Monday, August 14, 2006

Principle Personae of Cicero

Models are models. They are ways of looking at the world, but they are not the world. So: many are useful, but none are true.

A book I am reading references Cicero's De Officiis and his theory of four personae. It's intriguing enough that I'll have to spend some time over the next couple of years with the Stoic philosophers... not just for this theory. I enjoyed Marcus Aurelius before I knew what a Stoic was.

This model is interesting, and only having a one-paragraph description gives me great freedom to misunderstand it in creative and useful ways. Some of my best insights have come from misunderstanding a teacher and playing with it until it worked.

The theory (as I understand it) is that who we are is a combination and interaction of four personae (in ancient Greek theater, literally masks the actors would wear):

1) Who we are by virtue of our shared natures. People are people, and this is why we can communicate and trade across gender and geography and language barriers. No other human is so different from us that he doesn't need to eat. Within parameters, similar things interest or excite us, cause fear or pleasure. Given similar problems, tools and parameters people come up with remarkably similar solutions. This can go beyond humans to animals- even a flatworm will seek food and avoid pain and so will a human- but only so far. Flatworms don't hit their enemies with sticks.

2)Who we are by virtue of chance. What color and gender and religion and wealth and caste you were born was just pure dumb luck. Whether your parents died early or your great grandparents hung around was luck. There were many, many things , from genetics to accidents of birth to coincidence that severely affected who and what you have become. This interacts powerfully with the "shared nature" above. You can create a child who seeks abuse and thinks it is love and will go on to choose mates who are cruel. It is against "shared nature" and in one sense unnatural (even a flatworm avoids pain) but by accident of birth that a child can never control, they can get pain and love mixed up.

3) Who we are by our individual spirit. Cicero points out that there are greater differences in temperament than in physical bodies. We all have a shared nature just as our bodies are designed on a similar bi-laterally symmetrical, bipedal, binocular plan; but our individual natures are even more disparate than all the variations you can find in the human body. Different children, even as babies, have different attitudes. More interaction- do fighters and rebels recover better from bad chance or push away the boundaries of shared humanity? Do the thoughtful and incisive see consequences and defeat the negative works of chance? Does a passive attitude condemn your personality to be forged mostly by luck and shared humanity?

4) Who we choose to be. This is the most powerful, to me (but perhaps only certain "individual spirits" can truly use will). It allows a conscious integration of the other three. It allows the individual to choose whether to look at chance as a misfortune or a challenge.

It's all in the interaction.

I'll have to play with it some more. It looks good for analysis: What's wrong in my life? Is that a product of the human condition, luck, my personality or my choices? Are there choices I can make to change that?

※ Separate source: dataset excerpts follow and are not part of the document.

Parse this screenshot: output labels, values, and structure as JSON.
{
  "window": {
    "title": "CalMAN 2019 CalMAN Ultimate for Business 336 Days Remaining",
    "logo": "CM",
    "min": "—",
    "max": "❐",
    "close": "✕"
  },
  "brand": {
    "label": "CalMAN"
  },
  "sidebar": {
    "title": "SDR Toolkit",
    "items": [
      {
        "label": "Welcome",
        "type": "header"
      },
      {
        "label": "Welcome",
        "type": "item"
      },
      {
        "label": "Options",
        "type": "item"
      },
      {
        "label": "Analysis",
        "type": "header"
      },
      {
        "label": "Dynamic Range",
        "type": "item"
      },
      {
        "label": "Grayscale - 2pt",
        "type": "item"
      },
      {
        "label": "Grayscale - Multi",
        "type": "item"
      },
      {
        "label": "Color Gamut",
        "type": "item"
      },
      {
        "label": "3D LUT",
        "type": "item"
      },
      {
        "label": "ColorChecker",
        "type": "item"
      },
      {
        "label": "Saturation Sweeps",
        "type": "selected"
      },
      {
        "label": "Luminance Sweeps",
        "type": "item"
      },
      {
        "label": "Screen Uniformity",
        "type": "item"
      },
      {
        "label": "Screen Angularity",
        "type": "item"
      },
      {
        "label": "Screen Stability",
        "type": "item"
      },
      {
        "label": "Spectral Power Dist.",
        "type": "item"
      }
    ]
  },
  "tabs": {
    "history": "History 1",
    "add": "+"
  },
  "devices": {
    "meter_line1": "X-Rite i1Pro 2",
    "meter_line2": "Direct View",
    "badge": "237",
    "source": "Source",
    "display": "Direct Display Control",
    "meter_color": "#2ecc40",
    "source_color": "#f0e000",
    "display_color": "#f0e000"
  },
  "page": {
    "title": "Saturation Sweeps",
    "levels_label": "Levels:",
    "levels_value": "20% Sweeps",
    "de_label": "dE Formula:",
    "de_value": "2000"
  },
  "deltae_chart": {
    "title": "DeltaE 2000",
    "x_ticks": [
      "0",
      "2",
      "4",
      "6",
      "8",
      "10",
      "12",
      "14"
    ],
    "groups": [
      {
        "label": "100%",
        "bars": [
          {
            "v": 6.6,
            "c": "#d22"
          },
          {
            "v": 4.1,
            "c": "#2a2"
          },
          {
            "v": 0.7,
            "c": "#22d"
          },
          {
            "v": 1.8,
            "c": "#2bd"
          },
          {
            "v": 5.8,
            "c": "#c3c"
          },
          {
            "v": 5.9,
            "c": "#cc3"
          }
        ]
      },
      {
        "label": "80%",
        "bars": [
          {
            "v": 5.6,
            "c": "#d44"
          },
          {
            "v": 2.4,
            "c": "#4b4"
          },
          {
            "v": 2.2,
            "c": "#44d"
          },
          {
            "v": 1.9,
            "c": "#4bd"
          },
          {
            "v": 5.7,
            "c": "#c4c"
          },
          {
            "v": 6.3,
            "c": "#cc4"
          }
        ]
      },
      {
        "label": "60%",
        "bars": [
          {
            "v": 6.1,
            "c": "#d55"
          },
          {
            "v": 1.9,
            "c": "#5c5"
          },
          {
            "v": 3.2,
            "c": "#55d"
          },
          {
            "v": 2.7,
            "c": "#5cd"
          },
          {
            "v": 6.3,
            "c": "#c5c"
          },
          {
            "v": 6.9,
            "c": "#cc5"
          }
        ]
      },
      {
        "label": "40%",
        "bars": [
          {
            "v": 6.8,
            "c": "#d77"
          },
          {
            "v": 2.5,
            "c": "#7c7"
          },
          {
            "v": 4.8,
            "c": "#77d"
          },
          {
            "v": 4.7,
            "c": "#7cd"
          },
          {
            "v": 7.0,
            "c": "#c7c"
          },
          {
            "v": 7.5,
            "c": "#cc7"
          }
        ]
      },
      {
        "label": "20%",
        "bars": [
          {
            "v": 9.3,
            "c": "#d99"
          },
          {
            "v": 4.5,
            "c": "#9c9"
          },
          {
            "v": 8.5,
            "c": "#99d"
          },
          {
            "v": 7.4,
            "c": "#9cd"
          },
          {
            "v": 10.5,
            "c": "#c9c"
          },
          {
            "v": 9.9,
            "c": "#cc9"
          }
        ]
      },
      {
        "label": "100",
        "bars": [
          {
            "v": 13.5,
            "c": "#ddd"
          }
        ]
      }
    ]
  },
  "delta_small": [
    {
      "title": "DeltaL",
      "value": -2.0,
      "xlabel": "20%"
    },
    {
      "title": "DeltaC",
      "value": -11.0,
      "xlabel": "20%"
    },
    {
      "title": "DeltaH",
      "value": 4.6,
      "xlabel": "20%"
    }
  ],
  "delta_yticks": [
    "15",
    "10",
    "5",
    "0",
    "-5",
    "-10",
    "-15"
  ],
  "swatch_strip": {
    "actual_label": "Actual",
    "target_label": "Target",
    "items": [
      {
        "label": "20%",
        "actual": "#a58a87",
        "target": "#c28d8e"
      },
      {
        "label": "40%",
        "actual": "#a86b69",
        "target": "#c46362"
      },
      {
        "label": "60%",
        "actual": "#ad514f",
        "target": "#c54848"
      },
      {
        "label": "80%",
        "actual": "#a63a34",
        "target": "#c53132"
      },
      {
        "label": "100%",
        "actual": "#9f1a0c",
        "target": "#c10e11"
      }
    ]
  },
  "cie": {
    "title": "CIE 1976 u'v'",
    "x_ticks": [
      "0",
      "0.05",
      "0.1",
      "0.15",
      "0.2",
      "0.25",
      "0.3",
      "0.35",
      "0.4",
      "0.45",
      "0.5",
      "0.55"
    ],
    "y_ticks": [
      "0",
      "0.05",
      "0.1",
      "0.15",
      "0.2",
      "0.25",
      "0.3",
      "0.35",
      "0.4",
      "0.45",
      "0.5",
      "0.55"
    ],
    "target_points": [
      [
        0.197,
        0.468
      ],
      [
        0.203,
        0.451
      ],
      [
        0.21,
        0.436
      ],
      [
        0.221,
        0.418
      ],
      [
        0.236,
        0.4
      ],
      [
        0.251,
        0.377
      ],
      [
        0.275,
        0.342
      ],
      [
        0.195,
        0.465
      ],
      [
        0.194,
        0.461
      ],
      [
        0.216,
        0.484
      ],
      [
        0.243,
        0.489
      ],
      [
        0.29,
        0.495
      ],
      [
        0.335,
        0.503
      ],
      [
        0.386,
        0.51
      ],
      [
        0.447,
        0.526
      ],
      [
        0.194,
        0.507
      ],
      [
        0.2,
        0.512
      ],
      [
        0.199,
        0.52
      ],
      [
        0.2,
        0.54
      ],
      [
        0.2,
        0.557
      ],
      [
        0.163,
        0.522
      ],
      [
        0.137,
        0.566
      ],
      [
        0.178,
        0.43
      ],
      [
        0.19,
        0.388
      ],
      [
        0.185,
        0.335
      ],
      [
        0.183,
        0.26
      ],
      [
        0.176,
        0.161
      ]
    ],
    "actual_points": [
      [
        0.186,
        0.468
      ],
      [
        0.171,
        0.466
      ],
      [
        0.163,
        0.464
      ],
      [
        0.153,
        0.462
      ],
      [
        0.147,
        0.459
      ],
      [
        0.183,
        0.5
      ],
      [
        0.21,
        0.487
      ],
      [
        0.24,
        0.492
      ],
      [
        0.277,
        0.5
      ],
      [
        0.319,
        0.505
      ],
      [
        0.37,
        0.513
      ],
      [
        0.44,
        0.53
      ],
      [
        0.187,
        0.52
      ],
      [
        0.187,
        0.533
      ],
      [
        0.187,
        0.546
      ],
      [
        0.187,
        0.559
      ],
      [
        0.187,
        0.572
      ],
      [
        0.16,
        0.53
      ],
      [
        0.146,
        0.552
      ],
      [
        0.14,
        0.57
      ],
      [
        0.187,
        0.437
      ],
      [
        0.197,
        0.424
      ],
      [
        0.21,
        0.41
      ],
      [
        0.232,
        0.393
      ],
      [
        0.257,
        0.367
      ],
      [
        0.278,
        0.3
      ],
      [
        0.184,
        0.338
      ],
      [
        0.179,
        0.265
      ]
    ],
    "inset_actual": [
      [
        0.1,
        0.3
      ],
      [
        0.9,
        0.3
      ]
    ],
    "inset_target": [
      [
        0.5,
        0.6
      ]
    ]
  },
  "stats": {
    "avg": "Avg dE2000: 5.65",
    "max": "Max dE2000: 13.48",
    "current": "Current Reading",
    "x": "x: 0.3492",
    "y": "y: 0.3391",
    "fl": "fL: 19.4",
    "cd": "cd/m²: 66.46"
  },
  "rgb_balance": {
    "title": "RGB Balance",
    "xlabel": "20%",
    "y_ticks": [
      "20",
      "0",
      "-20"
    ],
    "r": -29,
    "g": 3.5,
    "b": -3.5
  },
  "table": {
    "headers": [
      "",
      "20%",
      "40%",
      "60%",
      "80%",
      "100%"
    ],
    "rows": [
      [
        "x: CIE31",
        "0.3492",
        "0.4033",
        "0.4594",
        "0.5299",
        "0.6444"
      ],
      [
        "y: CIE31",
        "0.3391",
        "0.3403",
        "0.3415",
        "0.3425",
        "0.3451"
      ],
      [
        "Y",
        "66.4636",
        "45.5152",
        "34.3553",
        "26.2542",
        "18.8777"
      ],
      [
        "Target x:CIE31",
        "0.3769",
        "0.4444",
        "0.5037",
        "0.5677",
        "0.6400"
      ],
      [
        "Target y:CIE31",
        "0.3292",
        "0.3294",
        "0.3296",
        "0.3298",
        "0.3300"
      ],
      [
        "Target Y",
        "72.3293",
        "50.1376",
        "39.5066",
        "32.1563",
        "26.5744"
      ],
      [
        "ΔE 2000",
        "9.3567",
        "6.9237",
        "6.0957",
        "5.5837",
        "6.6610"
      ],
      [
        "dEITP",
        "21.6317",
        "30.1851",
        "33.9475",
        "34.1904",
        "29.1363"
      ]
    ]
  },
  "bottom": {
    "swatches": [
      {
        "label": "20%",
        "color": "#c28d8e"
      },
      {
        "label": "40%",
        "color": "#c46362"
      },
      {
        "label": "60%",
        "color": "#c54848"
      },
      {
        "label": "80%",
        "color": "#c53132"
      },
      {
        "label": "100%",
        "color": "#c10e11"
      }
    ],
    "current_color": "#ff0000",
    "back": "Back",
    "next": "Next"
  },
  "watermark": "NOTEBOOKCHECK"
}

There's also power in recognizing luck as luck. If you were born poor it can be a problem, a challenge or simply a fact. It is not a message. It is a factor in everything else, but NOTHING in this complex interaction has the power to determine the end. A friend writes that in every person's life, there are plenty of things that they could decide are reasons for failure- if they choose to. Everybody has enough excuses already. But if you can point to even one person who started with less and did more than you have, you are deluding yourself.

I'm not sure the model can be used to drive, however. I'm not seeing how I could use it as a tool to plan a future.

3 comments:

Kai Jones said...

Meh. Aren't 3 and 4 the same thing? Aren't your choices dictated by your personality?

Rory said...

I think they affect one another very much... but you can be a pessimist and decide to smile. You can be in a deep depression and choose to commit suicide ot help someone else.

they are closely tied, but I think there's a valid difference.

Anonymous said...

This points to the two highest priorities in the development of a human - knowledge of Self, and nuture of the child. #1 gives us a place to stand to view all Reality - isn't that what every philsopher, theologian, seeker seeks? a place to stand, an anchor, at least one place that doesn't constantly change from which we can try to figure out the world? # 2 gives the direction, what experiences to seek and how to treat ourselves and the world. It's all in the education - the one area that is totally bankrupt in human culture.